Each utility function operates with the principals of immutability: none of the input sets are modified in the process or result of calculation.
Set Operations:
A ∖ B
difference: The difference of sets contains all the elements of the first set, not contained in other sets.
import { difference } from 'set-utilities';
const differenceAB = difference(setA, setB);
const differenceABC = difference(setA, setB, setC);
A ∩ B
intersection: The intersection of sets contains all the elements each contained in every set.
import { intersection } from 'set-utilities';
const intersectionAB = intersection(setA, setB);
const intersectionABC = intersection(setA, setB, setC);
A ∪ B
union: The union of sets contains all the elements each contained in any set.
import { union } from 'set-utilities';
const unionAB = union(setA, setB);
const unionABC = union(setA, setB, setC);
A ∆ B
symmetric difference (xor): The symmetric difference of sets contains only the unique elements of each set.
import { xor } from 'set-utilities';
const xorAB = xor(setA, setB);
const xorABC = xor(setA, setB, setC);
Set Comparisons:
A ∼ B
equivalence: Sets are equivalent if they have the same cardinality, and there is a bijection between the elements contained in each set.

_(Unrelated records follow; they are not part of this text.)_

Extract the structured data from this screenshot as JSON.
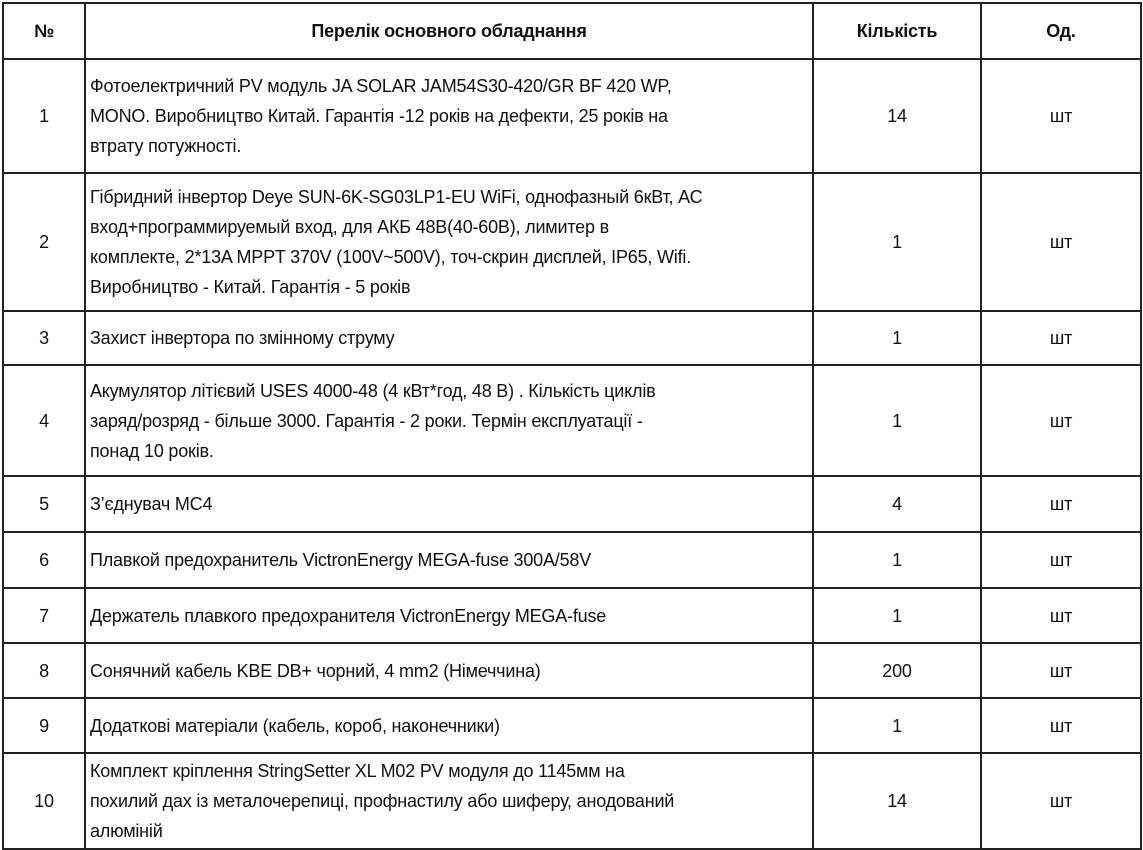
{
  "headers": {
    "num": "№",
    "name": "Перелік основного обладнання",
    "qty": "Кількість",
    "unit": "Од."
  },
  "rows": [
    {
      "num": "1",
      "name": "Фотоелектричний PV модуль JA SOLAR JAM54S30-420/GR BF 420 WP,\nMONO. Виробництво Китай. Гарантія -12 років на дефекти, 25 років на\nвтрату потужності.",
      "qty": "14",
      "unit": "шт"
    },
    {
      "num": "2",
      "name": "Гібридний інвертор Deye SUN-6K-SG03LP1-EU WiFi, однофазный 6кВт, АС\nвход+программируемый вход, для АКБ 48В(40-60В), лимитер в\nкомплекте, 2*13A MPPT 370V (100V~500V), точ-скрин дисплей, IP65, Wifi.\nВиробництво - Китай. Гарантія - 5 років",
      "qty": "1",
      "unit": "шт"
    },
    {
      "num": "3",
      "name": "Захист інвертора по змінному струму",
      "qty": "1",
      "unit": "шт"
    },
    {
      "num": "4",
      "name": "Акумулятор літієвий USES 4000-48 (4 кВт*год, 48 В) . Кількість циклів\nзаряд/розряд - більше 3000. Гарантія - 2 роки. Термін експлуатації -\nпонад 10 років.",
      "qty": "1",
      "unit": "шт"
    },
    {
      "num": "5",
      "name": "З’єднувач MC4",
      "qty": "4",
      "unit": "шт"
    },
    {
      "num": "6",
      "name": "Плавкой предохранитель VictronEnergy MEGA-fuse 300A/58V",
      "qty": "1",
      "unit": "шт"
    },
    {
      "num": "7",
      "name": "Держатель плавкого предохранителя VictronEnergy MEGA-fuse",
      "qty": "1",
      "unit": "шт"
    },
    {
      "num": "8",
      "name": "Сонячний кабель KBE DB+ чорний, 4 mm2  (Німеччина)",
      "qty": "200",
      "unit": "шт"
    },
    {
      "num": "9",
      "name": "Додаткові матеріали (кабель, короб, наконечники)",
      "qty": "1",
      "unit": "шт"
    },
    {
      "num": "10",
      "name": "Комплект кріплення StringSetter XL M02 PV модуля до 1145мм на\nпохилий дах із металочерепиці, профнастилу або шиферу, анодований\nалюміній",
      "qty": "14",
      "unit": "шт"
    }
  ]
}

import { equivalence } from 'set-utilities';
const isEquivalentAB = equivalence(setA, setB);
const isEquivalentABC = equivalence(setA, setB, setC);
A ∩ B = ∅
disjoint: Sets are disjoint if they have no elements in common.

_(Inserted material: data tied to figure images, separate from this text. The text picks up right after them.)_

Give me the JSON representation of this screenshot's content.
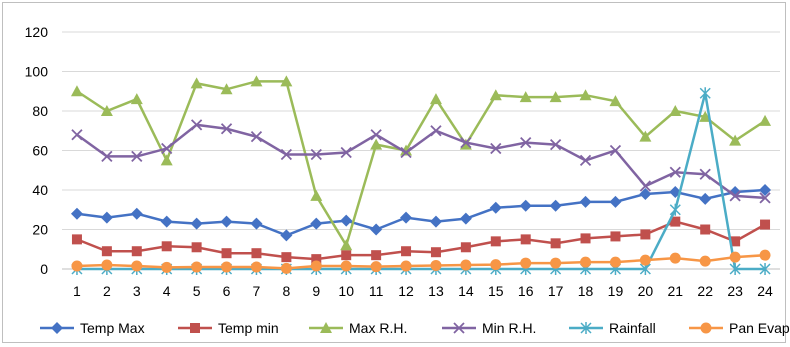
{
  "chart_data": {
    "type": "line",
    "title": "",
    "xlabel": "",
    "ylabel": "",
    "ylim": [
      0,
      120
    ],
    "yticks": [
      0,
      20,
      40,
      60,
      80,
      100,
      120
    ],
    "grid": true,
    "legend_position": "bottom",
    "categories": [
      "1",
      "2",
      "3",
      "4",
      "5",
      "6",
      "7",
      "8",
      "9",
      "10",
      "11",
      "12",
      "13",
      "14",
      "15",
      "16",
      "17",
      "18",
      "19",
      "20",
      "21",
      "22",
      "23",
      "24"
    ],
    "series": [
      {
        "name": "Temp Max",
        "color": "#4472c4",
        "marker": "diamond",
        "values": [
          28,
          26,
          28,
          24,
          23,
          24,
          23,
          17,
          23,
          24.5,
          20,
          26,
          24,
          25.5,
          31,
          32,
          32,
          34,
          34,
          38,
          39,
          35.5,
          39,
          40
        ]
      },
      {
        "name": "Temp min",
        "color": "#c0504d",
        "marker": "square",
        "values": [
          15,
          9,
          9,
          11.5,
          11,
          8,
          8,
          6,
          5,
          7,
          7,
          9,
          8.5,
          11,
          14,
          15,
          13,
          15.5,
          16.5,
          17.5,
          24,
          20,
          14,
          22.5
        ]
      },
      {
        "name": "Max R.H.",
        "color": "#9bbb59",
        "marker": "triangle",
        "values": [
          90,
          80,
          86,
          55,
          94,
          91,
          95,
          95,
          37,
          12,
          63,
          60,
          86,
          63,
          88,
          87,
          87,
          88,
          85,
          67,
          80,
          77,
          65,
          75
        ]
      },
      {
        "name": "Min R.H.",
        "color": "#8064a2",
        "marker": "x",
        "values": [
          68,
          57,
          57,
          61,
          73,
          71,
          67,
          58,
          58,
          59,
          68,
          59,
          70,
          64,
          61,
          64,
          63,
          55,
          60,
          42,
          49,
          48,
          37,
          36
        ]
      },
      {
        "name": "Rainfall",
        "color": "#4bacc6",
        "marker": "star",
        "values": [
          0,
          0,
          0,
          0,
          0,
          0,
          0,
          0,
          0,
          0,
          0,
          0,
          0,
          0,
          0,
          0,
          0,
          0,
          0,
          0,
          30,
          89,
          0,
          0
        ]
      },
      {
        "name": "Pan Evap. (mm",
        "color": "#f79646",
        "marker": "circle",
        "values": [
          1.5,
          2,
          1.5,
          0.8,
          1,
          1,
          1,
          0.3,
          1.5,
          1.5,
          1.2,
          1.5,
          1.8,
          2,
          2.2,
          3,
          3,
          3.5,
          3.5,
          4.5,
          5.5,
          4,
          6,
          7
        ]
      }
    ]
  }
}
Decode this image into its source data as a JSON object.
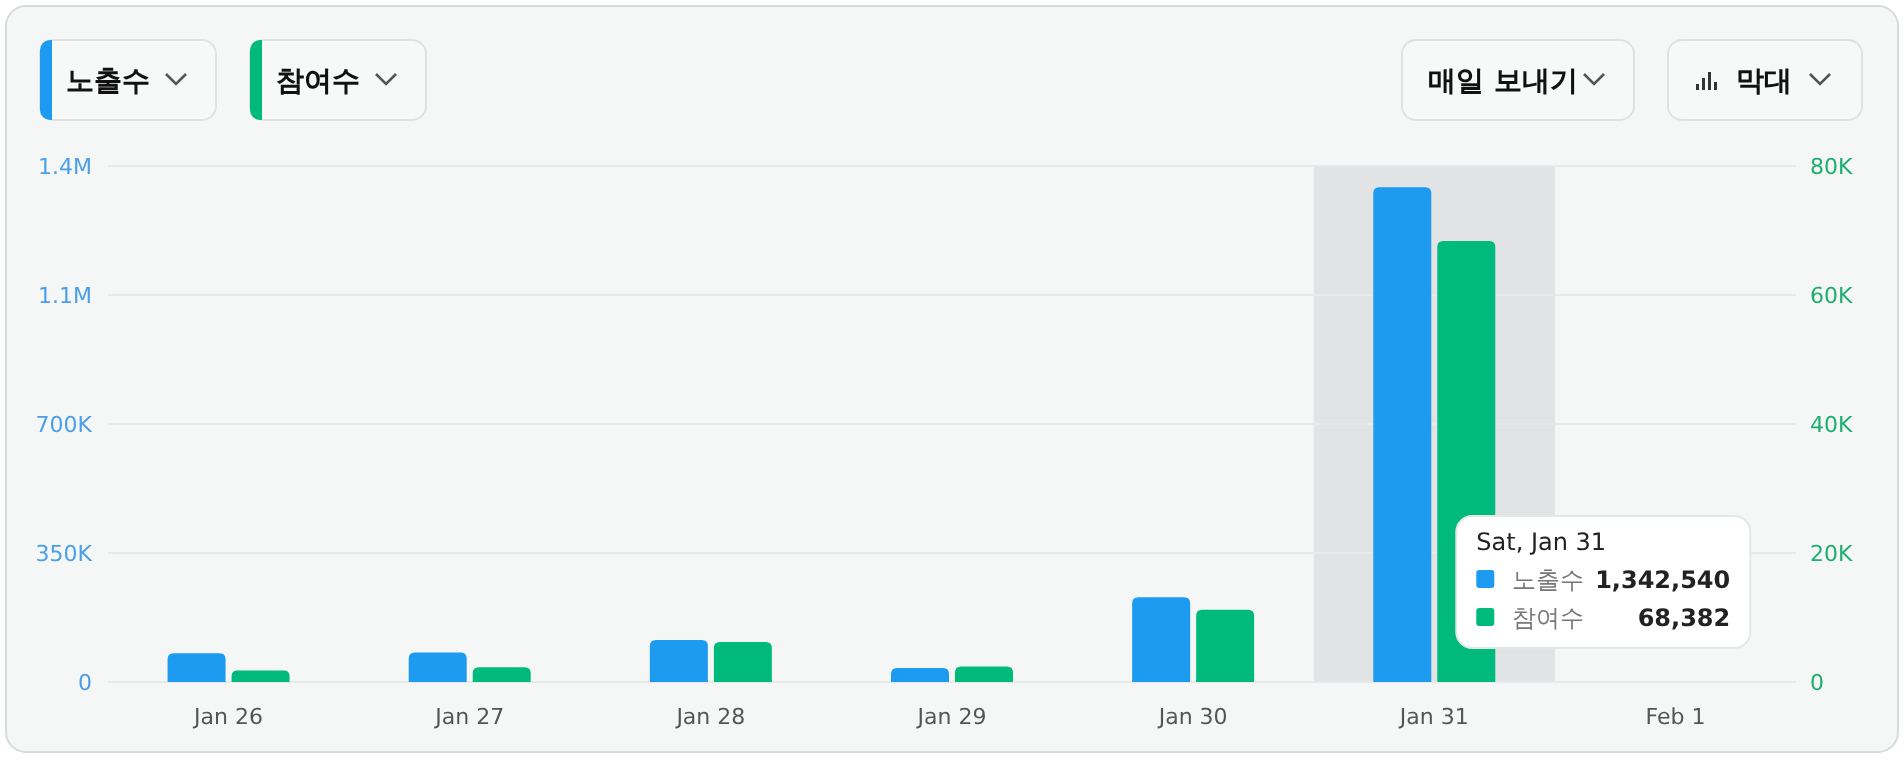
{
  "chart_data": {
    "type": "bar",
    "categories": [
      "Jan 26",
      "Jan 27",
      "Jan 28",
      "Jan 29",
      "Jan 30",
      "Jan 31",
      "Feb 1"
    ],
    "series": [
      {
        "name": "노출수",
        "color": "#1d9bf0",
        "values": [
          78000,
          80000,
          114000,
          38000,
          230000,
          1342540,
          null
        ]
      },
      {
        "name": "참여수",
        "color": "#00ba7c",
        "axis": "y2",
        "values": [
          1800,
          2300,
          6200,
          2400,
          11200,
          68382,
          null
        ]
      }
    ],
    "ylim": [
      0,
      1400000
    ],
    "yticks": [
      0,
      {
        "value": 350000,
        "label": "350K"
      },
      {
        "value": 700000,
        "label": "700K"
      },
      {
        "value": 1050000,
        "label": "1.1M"
      },
      {
        "value": 1400000,
        "label": "1.4M"
      }
    ],
    "y2lim": [
      0,
      80000
    ],
    "y2ticks": [
      0,
      {
        "value": 20000,
        "label": "20K"
      },
      {
        "value": 40000,
        "label": "40K"
      },
      {
        "value": 60000,
        "label": "60K"
      },
      {
        "value": 80000,
        "label": "80K"
      }
    ],
    "grid": true,
    "legend": "bottom right",
    "bands": [
      {
        "axis": "x",
        "from": "Jan 31",
        "to": "Jan 31",
        "color": "#e1e3e5"
      }
    ],
    "annotations": [
      "매일 보내기",
      "막대",
      "Sat, Jan 31",
      "1,342,540",
      "68,382"
    ]
  }
}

import { disjoint } from 'set-utilities';
const isDisjointAB = disjoint(setA, setB);
const isDisjointABC = disjoint(setA, setB, setC);
A ∩ B ∩ C = ∅
pairwise disjoint: A family of sets are pairwise disjoint if none of the sets share any elements in common.
import { pairwiseDisjoint } from 'set-utilities';
const isPairwiseDisjointAB = pairwiseDisjoint(setA, setB);
const isPairwiseDisjointABC = pairwiseDisjoint(setA, setB, setC);
A ⊆ B
subset: A set is a subset of another if all of its elements are contained in the other set.

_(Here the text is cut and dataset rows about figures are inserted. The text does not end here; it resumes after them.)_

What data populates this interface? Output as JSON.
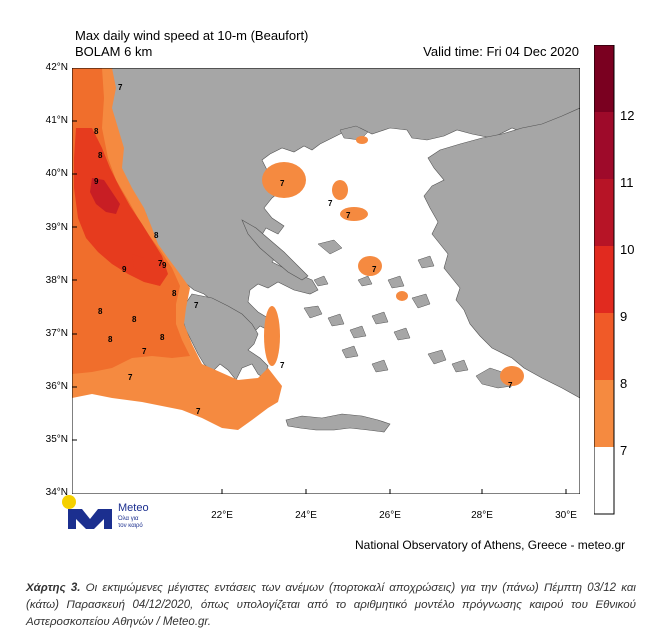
{
  "title": {
    "line1": "Max daily wind speed at 10-m (Beaufort)",
    "line2": "BOLAM 6 km",
    "valid": "Valid time: Fri 04 Dec 2020"
  },
  "lat_labels": [
    "42°N",
    "41°N",
    "40°N",
    "39°N",
    "38°N",
    "37°N",
    "36°N",
    "35°N",
    "34°N"
  ],
  "lon_labels": [
    "22°E",
    "24°E",
    "26°E",
    "28°E",
    "30°E"
  ],
  "colorbar": {
    "levels": [
      "12",
      "11",
      "10",
      "9",
      "8",
      "7"
    ],
    "colors": [
      "#7a0020",
      "#9e0a2a",
      "#c81e24",
      "#e63b1e",
      "#f06e2c",
      "#f58a40",
      "#ffffff"
    ]
  },
  "map_labels": [
    "7",
    "8",
    "8",
    "9",
    "9",
    "8",
    "8",
    "7",
    "9",
    "7",
    "7",
    "8",
    "8",
    "8",
    "8",
    "7",
    "7",
    "7",
    "7",
    "7",
    "7",
    "7",
    "7"
  ],
  "colors": {
    "land": "#a6a6a6",
    "sea": "#ffffff",
    "wind7": "#f58a40",
    "wind8": "#f06e2c",
    "wind9": "#e63b1e",
    "wind10": "#c81e24"
  },
  "logo": {
    "name": "Meteo",
    "tagline_1": "Όλα για",
    "tagline_2": "τον καιρό"
  },
  "credit": "National Observatory of Athens, Greece - meteo.gr",
  "caption": {
    "label": "Χάρτης 3.",
    "text": " Οι εκτιμώμενες μέγιστες εντάσεις των ανέμων (πορτοκαλί αποχρώσεις) για την (πάνω) Πέμπτη 03/12 και (κάτω) Παρασκευή 04/12/2020, όπως υπολογίζεται από το αριθμητικό μοντέλο πρόγνωσης καιρού του Εθνικού Αστεροσκοπείου Αθηνών / Meteo.gr."
  }
}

import { subset } from 'set-utilities';
const isSubsetAB = subset(setA, setB);
const isSubsetABC = subset(setA, setB, setC);
A ⊂ B
proper subset: A set is a proper subset of another if all of its elements are contained in the other set, and it has a lower cardinality than the other set.
import { properSubset } from 'set-utilities';
const isProperSubsetAB = properSubset(setA, setB);
const isProperSubsetABC = properSubset(setA, setB, setC);
A ⊇ B
superset: A set is a superset of another if it contains all the elements contained in the other set.
import { superset } from 'set-utilities';
const isSupersetAB = superset(setA, setB);
const isSupersetABC = superset(setA, setB, setC);
A ⊃ B
proper superset: A set is a proper superset of another if it contains all the elements contained in the other set, and it has a greater cardinality than the other set.
import { properSuperset } from 'set-utilities';
const isProperSupersetAB = properSuperset(setA, setB);
const isProperSupersetABC = properSuperset(setA, setB, setC);
Set Ordering:
A ⇅
sort: An immutable sorting operation for sets.
import { sort } from 'set-utilities';
const sortedA = sort(setA);
const sortedB = sort(setB, compareFunction);